Second, and more important in principle, our government penalized Mormonism because Mormons were promoting and engaging in a practice that the larger society considered to be wrong. No one today, however, contends that the HHS mandate is directed at some wrong practice perpetrated by the Catholic Church. Nor could anyone reasonably advance such a contention. Refusing to subsidize contraception—an omission—is not the moral equivalent of engaging in a practice like polygamy—an action. For a helpful discussion of this difference, see Richard Doerflinger’s recent Public Discourse essay on conscience protection laws.

Besides, even among those who think using contraception is perfectly innocent, hardly any think it is obligatory. Even those who think it prudent policy to encourage employers to provide contraception cannot think that it is morally imperative that they do so. This is evident from the exemptions for small businesses and churches that the government already allows.

The HHS mandate does not burden the Catholic Church because of any overt wrong it has committed, but only because of some supposed good that it has omitted to do. Catholic institutions do many things that are commonly accepted as good. They provide employment, educate the young, care for the sick. In the course of doing these good things many of them also provide generous health insurance for their workers.
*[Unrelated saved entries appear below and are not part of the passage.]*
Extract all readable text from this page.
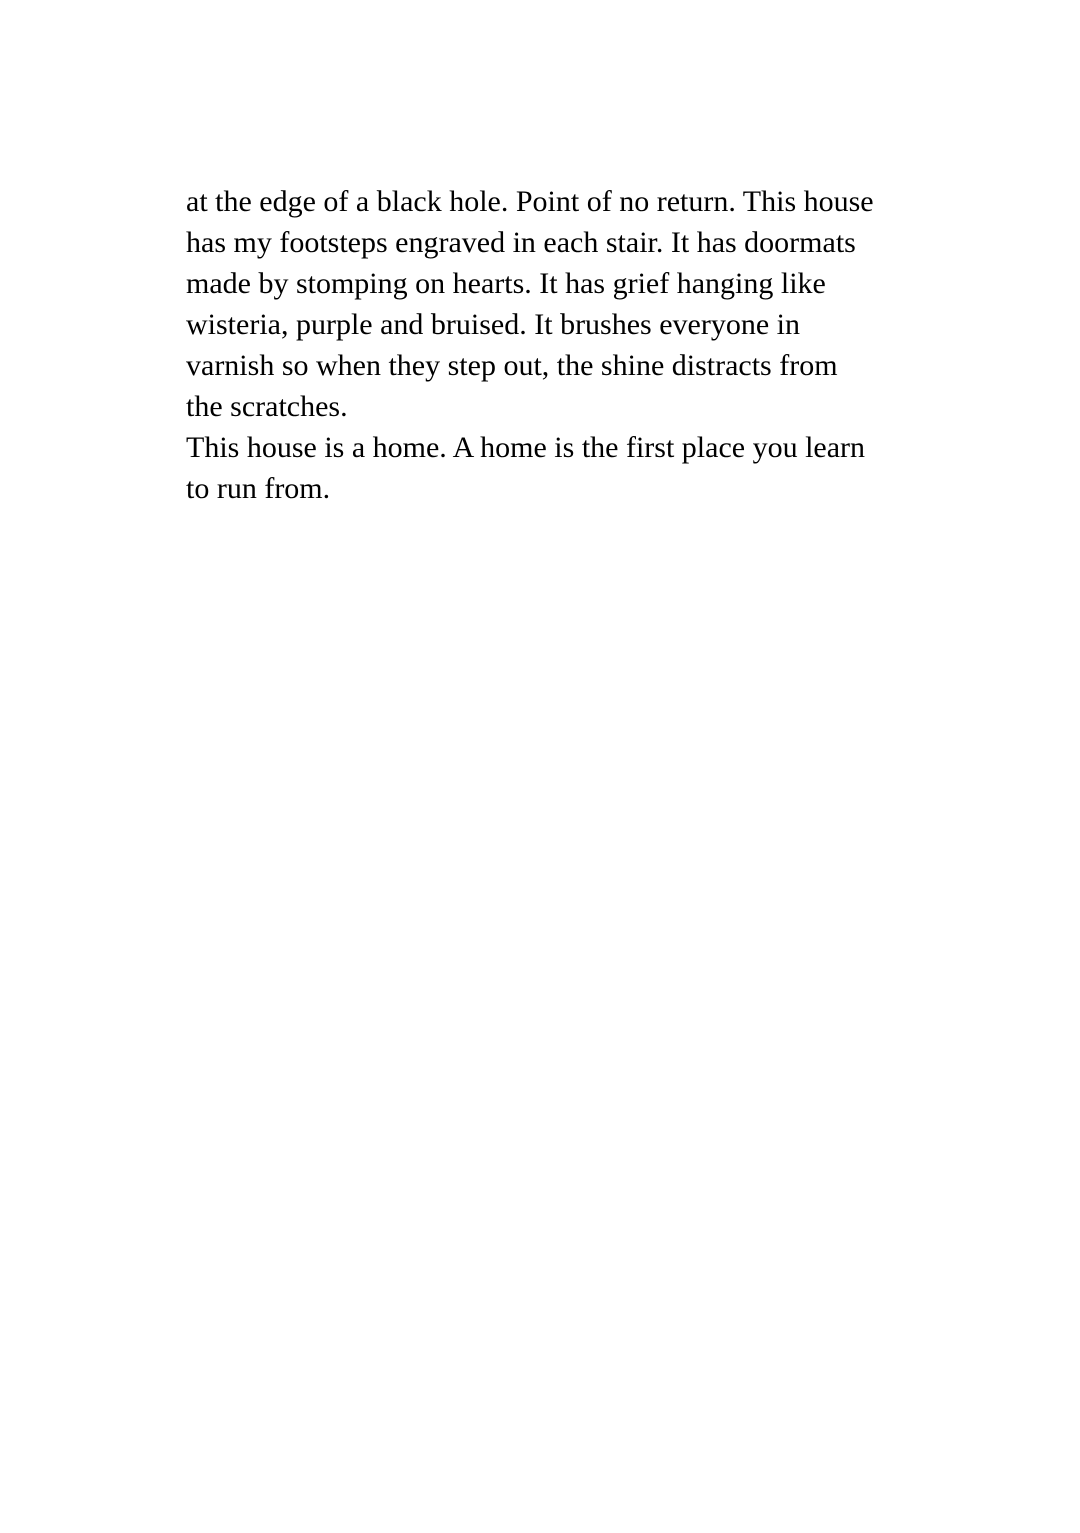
at the edge of a black hole. Point of no return. This house

has my footsteps engraved in each stair. It has doormats

made by stomping on hearts. It has grief hanging like

wisteria, purple and bruised. It brushes everyone in

varnish so when they step out, the shine distracts from

the scratches.

This house is a home. A home is the first place you learn

to run from.
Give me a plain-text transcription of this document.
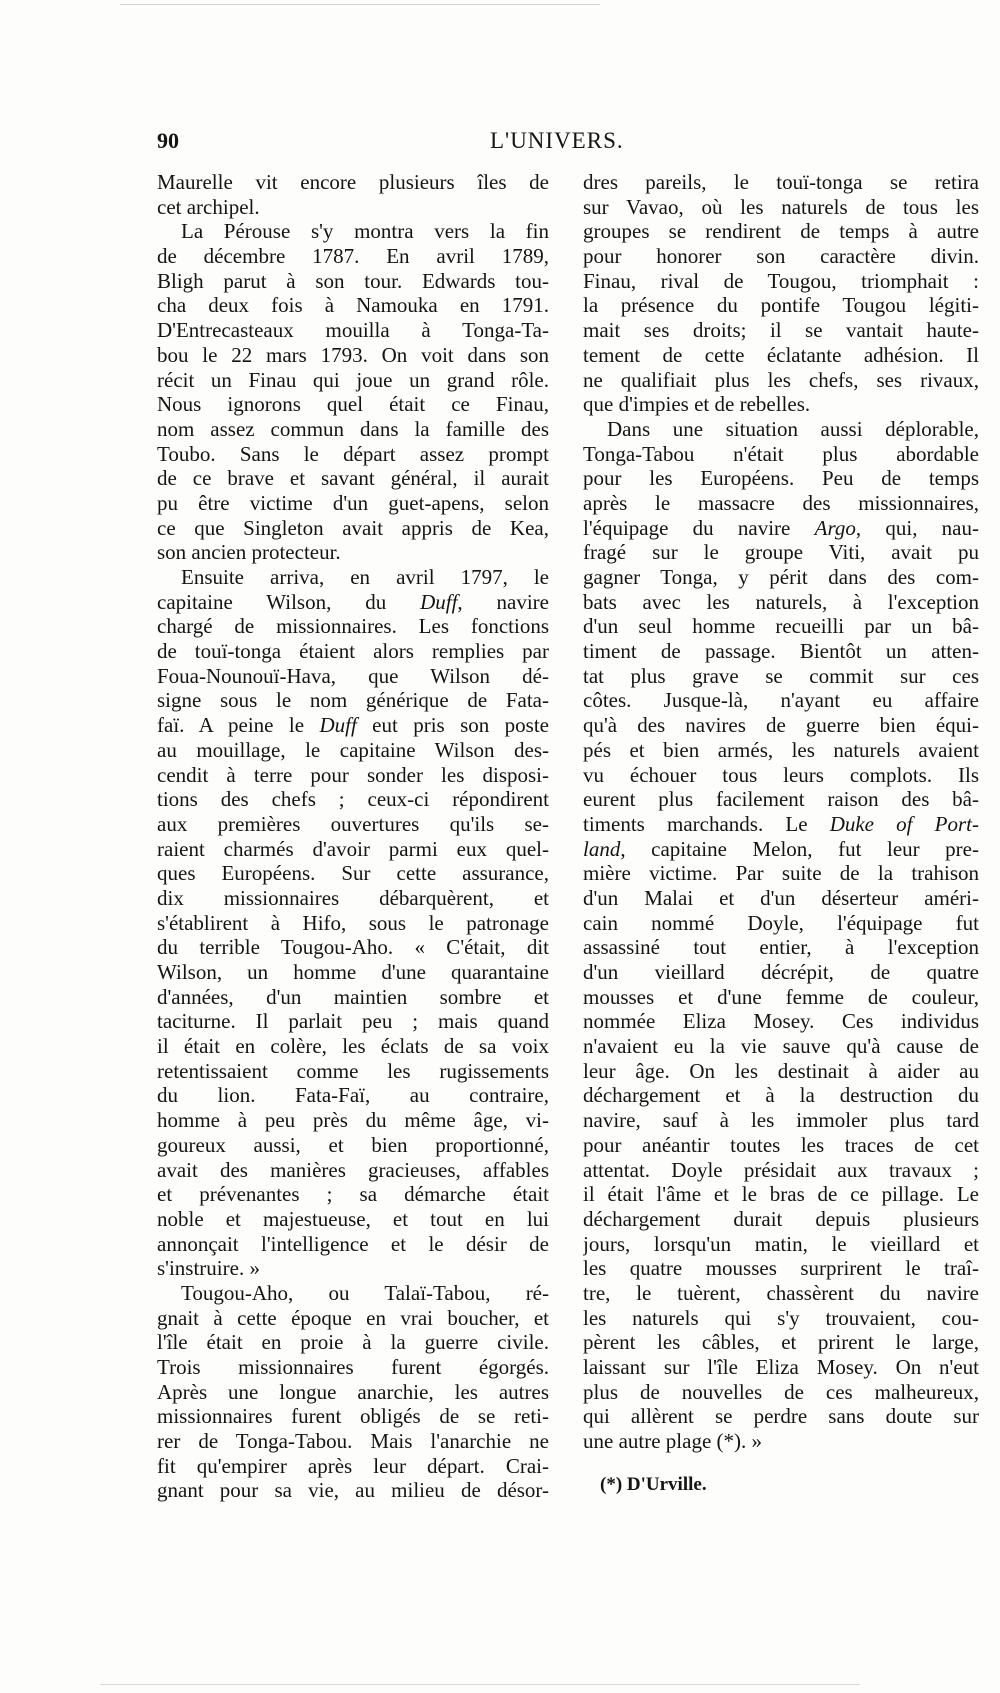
90	L'UNIVERS.
Maurelle vit encore plusieurs îles de
cet archipel.
La Pérouse s'y montra vers la fin
de décembre 1787. En avril 1789,
Bligh parut à son tour. Edwards tou-
cha deux fois à Namouka en 1791.
D'Entrecasteaux mouilla à Tonga-Ta-
bou le 22 mars 1793. On voit dans son
récit un Finau qui joue un grand rôle.
Nous ignorons quel était ce Finau,
nom assez commun dans la famille des
Toubo. Sans le départ assez prompt
de ce brave et savant général, il aurait
pu être victime d'un guet-apens, selon
ce que Singleton avait appris de Kea,
son ancien protecteur.
Ensuite arriva, en avril 1797, le
capitaine Wilson, du Duff, navire
chargé de missionnaires. Les fonctions
de touï-tonga étaient alors remplies par
Foua-Nounouï-Hava, que Wilson dé-
signe sous le nom générique de Fata-
faï. A peine le Duff eut pris son poste
au mouillage, le capitaine Wilson des-
cendit à terre pour sonder les disposi-
tions des chefs ; ceux-ci répondirent
aux premières ouvertures qu'ils se-
raient charmés d'avoir parmi eux quel-
ques Européens. Sur cette assurance,
dix missionnaires débarquèrent, et
s'établirent à Hifo, sous le patronage
du terrible Tougou-Aho. « C'était, dit
Wilson, un homme d'une quarantaine
d'années, d'un maintien sombre et
taciturne. Il parlait peu ; mais quand
il était en colère, les éclats de sa voix
retentissaient comme les rugissements
du lion. Fata-Faï, au contraire,
homme à peu près du même âge, vi-
goureux aussi, et bien proportionné,
avait des manières gracieuses, affables
et prévenantes ; sa démarche était
noble et majestueuse, et tout en lui
annonçait l'intelligence et le désir de
s'instruire. »
Tougou-Aho, ou Talaï-Tabou, ré-
gnait à cette époque en vrai boucher, et
l'île était en proie à la guerre civile.
Trois missionnaires furent égorgés.
Après une longue anarchie, les autres
missionnaires furent obligés de se reti-
rer de Tonga-Tabou. Mais l'anarchie ne
fit qu'empirer après leur départ. Crai-
gnant pour sa vie, au milieu de désor-
dres pareils, le touï-tonga se retira
sur Vavao, où les naturels de tous les
groupes se rendirent de temps à autre
pour honorer son caractère divin.
Finau, rival de Tougou, triomphait :
la présence du pontife Tougou légiti-
mait ses droits; il se vantait haute-
tement de cette éclatante adhésion. Il
ne qualifiait plus les chefs, ses rivaux,
que d'impies et de rebelles.
Dans une situation aussi déplorable,
Tonga-Tabou n'était plus abordable
pour les Européens. Peu de temps
après le massacre des missionnaires,
l'équipage du navire Argo, qui, nau-
fragé sur le groupe Viti, avait pu
gagner Tonga, y périt dans des com-
bats avec les naturels, à l'exception
d'un seul homme recueilli par un bâ-
timent de passage. Bientôt un atten-
tat plus grave se commit sur ces
côtes. Jusque-là, n'ayant eu affaire
qu'à des navires de guerre bien équi-
pés et bien armés, les naturels avaient
vu échouer tous leurs complots. Ils
eurent plus facilement raison des bâ-
timents marchands. Le Duke of Port-
land, capitaine Melon, fut leur pre-
mière victime. Par suite de la trahison
d'un Malai et d'un déserteur améri-
cain nommé Doyle, l'équipage fut
assassiné tout entier, à l'exception
d'un vieillard décrépit, de quatre
mousses et d'une femme de couleur,
nommée Eliza Mosey. Ces individus
n'avaient eu la vie sauve qu'à cause de
leur âge. On les destinait à aider au
déchargement et à la destruction du
navire, sauf à les immoler plus tard
pour anéantir toutes les traces de cet
attentat. Doyle présidait aux travaux ;
il était l'âme et le bras de ce pillage. Le
déchargement durait depuis plusieurs
jours, lorsqu'un matin, le vieillard et
les quatre mousses surprirent le traî-
tre, le tuèrent, chassèrent du navire
les naturels qui s'y trouvaient, cou-
pèrent les câbles, et prirent le large,
laissant sur l'île Eliza Mosey. On n'eut
plus de nouvelles de ces malheureux,
qui allèrent se perdre sans doute sur
une autre plage (*). »
(*) D'Urville.
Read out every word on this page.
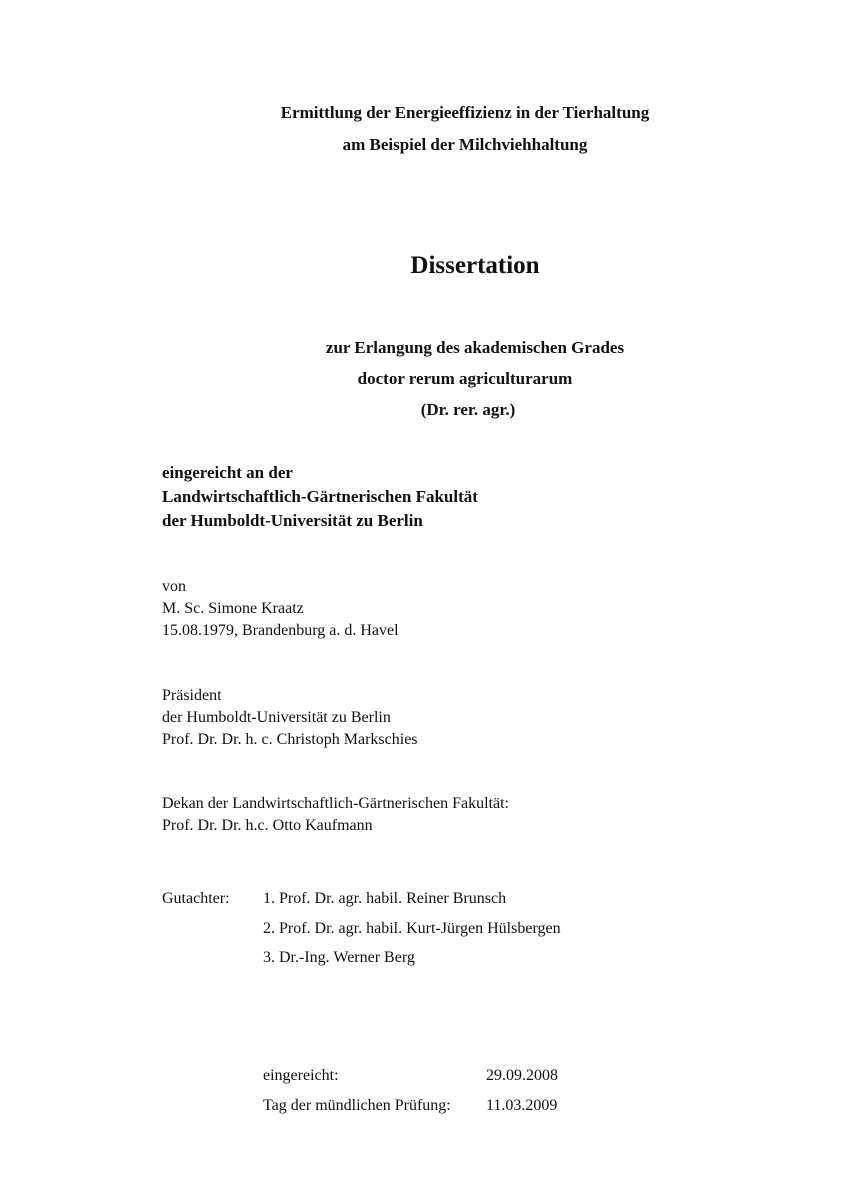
Ermittlung der Energieeffizienz in der Tierhaltung
am Beispiel der Milchviehhaltung
Dissertation
zur Erlangung des akademischen Grades
doctor rerum agriculturarum
(Dr. rer. agr.)
eingereicht an der
Landwirtschaftlich-Gärtnerischen Fakultät
der Humboldt-Universität zu Berlin
von
M. Sc. Simone Kraatz
15.08.1979, Brandenburg a. d. Havel
Präsident
der Humboldt-Universität zu Berlin
Prof. Dr. Dr. h. c. Christoph Markschies
Dekan der Landwirtschaftlich-Gärtnerischen Fakultät:
Prof. Dr. Dr. h.c. Otto Kaufmann
Gutachter: 1. Prof. Dr. agr. habil. Reiner Brunsch
2. Prof. Dr. agr. habil. Kurt-Jürgen Hülsbergen
3. Dr.-Ing. Werner Berg
eingereicht:	29.09.2008
Tag der mündlichen Prüfung: 11.03.2009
But under the mandate they are to be penalized because, while doing all of these good things that are manifestly helpful to society, they hold back from subsidizing contraception.

The triumph of the mandate, then, holds out the possibility that a major American church may be broken asunder under the pressure of government, and the adherents of its traditional teachings reduced to second-class citizenship, not because of any wrong they have done, but merely because they do not do good in the manner that contemporary liberals expect. We must ask ourselves: What in the world does such a future have in common with American liberalism’s repeated assurances that it stands for pluralism? And, more importantly: Is this an America that most Americans could recognize as truly free?